We have to remember that creating and maintaining an impressively accomplished company is one of the Shaw Festivals’ unwavering traditions. As a result, one usually comes to trust the company to deliver the playwright’s intention with committed artistry that helps to fuse the watcher’s imagination to the goings-on on stage. One experiences the arts in full bloom while, at the same time, taking an inward journey of personal realization and growth. After many a play at the Festival, one reflects on what it means to be human, for a very long time. And sometimes the artistry there inspires awe.

And here I was, watching another imaginatively produced, freshly surprising, inherently buoyant while deeply serious, theatrically inviting while challenging, performance. Many of the cast were long-time residents at the Shaw whose work I had often reviewed, come to appreciate, respect, and eagerly anticipate – and let me count the years they have been Company members: Neil Barclay (32), Jenny L. Wright (26), Graeme Somerville (20), Patrick Galligan (19), Martin Happer (17), Marla McLean (16), Jonathan Tan (12), Travis Seetoo (8), and Donna Soares (2). That’s 152 years of experience in theatre for three hours of Too True to be Good, and I haven’t even mentioned actor-director Sanjay Talwar (8)!

Yes, I have been theatre-starved these long COVID days, but this was a production full of  endless theatrical gems to remember: Jenny Wright’s pushy, meticulously annoying, and potentially hysterical Mrs.
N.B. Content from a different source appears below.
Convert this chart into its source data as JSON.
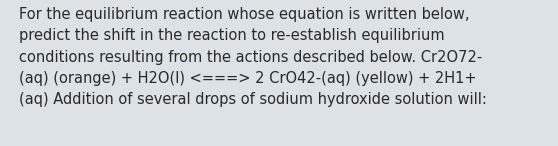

Mopply; Donna Soares’ defiantly and dangerously spoiled Miss Mopply with an understated edge; Travis Seetoo’s fascinating, mysterious, and agile Microbe; the ever-versatile and always captivating Martin Happer skillfully drawing us inside two lives, those of a soldier and a doctor; the subtly alluring, cute-with-depth, always driven by perky scheming and always unpredictable Nurse/Countess, from Marla McLean.

And there was more! The emotionally elusive and strangely touching humanity of Graeme Somerville’s Burglar/Bagot that kept us locked in to his every move; the wealth of implied human complexity in Neil Barclay’s Colonel Talboys laced with nuances of inner pain; Jonathan  Tan’s one hundred per cent accuracy in nailing the magical heart and precise gestural existences of Private Napoleon and Meek; the implicitly volatile yet always humanly wounded and exciting presence of Patrick Galligan’s Elder, a man of unsettled and almost god-like energy.

Theatre does establish a special place in our lives, one where we witness creations of distinct pulsations and meanings. I always know a play has made my life richer when, while leaving the theatre, I think – as I did with Cyrano de Bergerac, Everybody, and this production, so far this season, that I want or need to see it again, to savor its nuances one more time. Every performance is different and we never tune in to all its wealth of information and creativity on offer at any given time, of course. Which doesn’t say much for the value of one-performance reviews, does it?

After the performance last Sunday, two of the actors seemed moved when they commented to me about the “good” receptive audience they had just had. Theatre is made from collaborative effort, and the involvement of the audience produces a vibration of sorts in reaction to the performance, a “vibe” that feeds and inspires the actors. Maybe that’s why theatre can be such a gripping experience, because we’re all in it together. We are putting preconceptions aside, opening our minds and our hearts, reacting to both a performance and our own reactions to it. We are moving into to another dimension of our lives.

I feel so lucky to have the Shaw Festival just one hour from my home.